Gli USA testano missile “vietato” dal Trattato INF

Dic 16 2019
a cura della Redazione
L’esperimento, riguardante un prototipo con gittata compresa fra i 3.000 e i 4.000 km, è il secondo effettuato con un vettore di raggio intermedio dopo il ritiro di Washington dall’accordo firmato con l’URSS nel 1987.
Un momento del lancio del missile balistico terrestre (GLBM) a raggio intermedio effettuato il 12 dicembre. (Foto: U.S. DoD)

USA missile Trattato INF

USA missile Trattato INF
Un momento del lancio del missile balistico terrestre (GLBM) a raggio intermedio effettuato il 12 dicembre. (Foto: U.S. DoD)

La US Air Force, in collaborazione con lo Strategic Capabilities Office del Pentagono, ha effettuato il 12 dicembre un test di volo con un missile balistico terrestre (GLBM) lanciato dalla base aerea di Vandenberg, il secondo riguardante un vettore a raggio intermedio (il primo era stato condotto il 19 agosto con un missile cruise terrestre – GLCM) dopo il ritiro ufficiale di Washington dal Trattato INF (Intermediate-range Nuclear Forces Treaty).
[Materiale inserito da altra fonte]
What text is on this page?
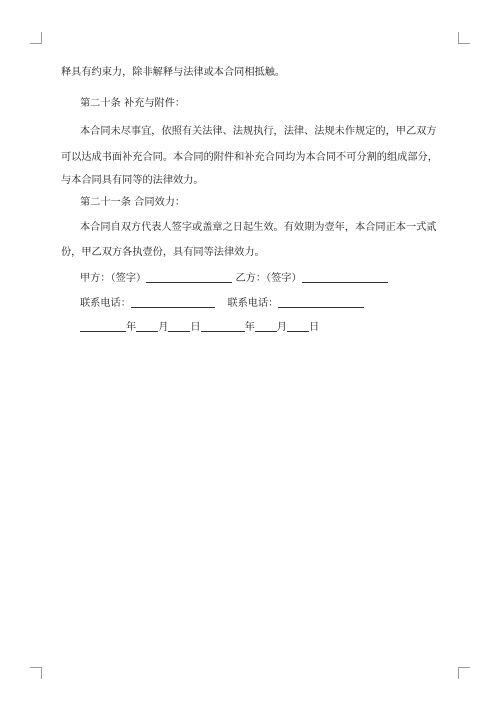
释具有约束力，除非解释与法律或本合同相抵触。
第二十条 补充与附件：
本合同未尽事宜，依照有关法律、法规执行，法律、法规未作规定的，甲乙双方
可以达成书面补充合同。本合同的附件和补充合同均为本合同不可分割的组成部分，
与本合同具有同等的法律效力。
第二十一条 合同效力：
本合同自双方代表人签字或盖章之日起生效。有效期为壹年，本合同正本一式贰
份，甲乙双方各执壹份，具有同等法律效力。
甲方：（签字）	乙方：（签字）
联系电话：	联系电话：
年 月 日	年 月 日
Il Pentagono non ha divulgato informazioni dettagliate sul nuovo missile balistico, limitandosi ad affermare che il sistema, configurato per trasportare una testata convenzionale (non nucleare), è stato lanciato da piattaforma statica e ha terminato il suo volo in mare dopo aver percorso più di 500 miglia (800 chilometri). Il Dipartimento della Difesa non ha rivelato la gittata massima del missile, ma in base alle informazioni rilasciate la scorsa primavera dovrebbe essere compresa fra i 3.000 e i 4.000 chilometri.

(U.S. DoD)
Il nuovo sistema d’arma potrebbe essere schierato nel Pacifico e in Europa

Il sistema testato il 12 dicembre rientra fra quelli un tempo banditi dal Trattato INF firmato da USA e Unione Sovietica nel 1987. L’accordo, infatti, vietava i missili balistici e da crociera terrestri con raggio compreso fra i 500 e i 5.000 chilometri, e per più di trent’anni ha rappresentato uno dei principali strumenti di controllo degli arsenali nucleari delle due superpotenze. Fino allo scorso 2 agosto, quando Washington ha ufficializzato la sua decisione di abbandonare il Trattato dopo aver ripetutamente accusato Mosca di averlo violato negli anni precedenti (a farlo per la prima volta fu l’ex presidente Barak Obama nel 2014), in particolare con lo schieramento dei nuovi missili SSC-8 lanciabili da piattaforma mobile. Come ulteriore motivo per denunciare il Trattato INF, l’amministrazione Trump ha addotto il fatto che l’accordo svantaggiava gli Stati Uniti anche rispetto alla Cina, la potenza emergente del nuovo ordine mondiale, che non l’aveva firmato e dunque non era tenuta a osservarne le limitazioni. Non a caso, la gittata del nuovo missile consentirebbe di colpire alcune zone della Cina dalla base americana di Guam.

Il Pentagono ha fatto capire che ci vorranno alcuni anni prima che il vettore sia pronto per il dispiegamento. Subito dopo l’annuncio del test del 12 dicembre, ai giornalisti che gli chiedevano se gli Stati Uniti stessero considerando la possibilità di schierare un missile a raggio intermedio in Europa, il segretario della Difesa Mark Esper ha risposto: “Una volta che avremo sviluppato questo tipo di missile, e se i miei comandanti ne faranno richiesta, allora lavoreremo a stretto contatto e ci consulteremo con i nostri alleati in Europa, Asia e altrove nel mondo, per decidere il suo eventuale dispiegamento”.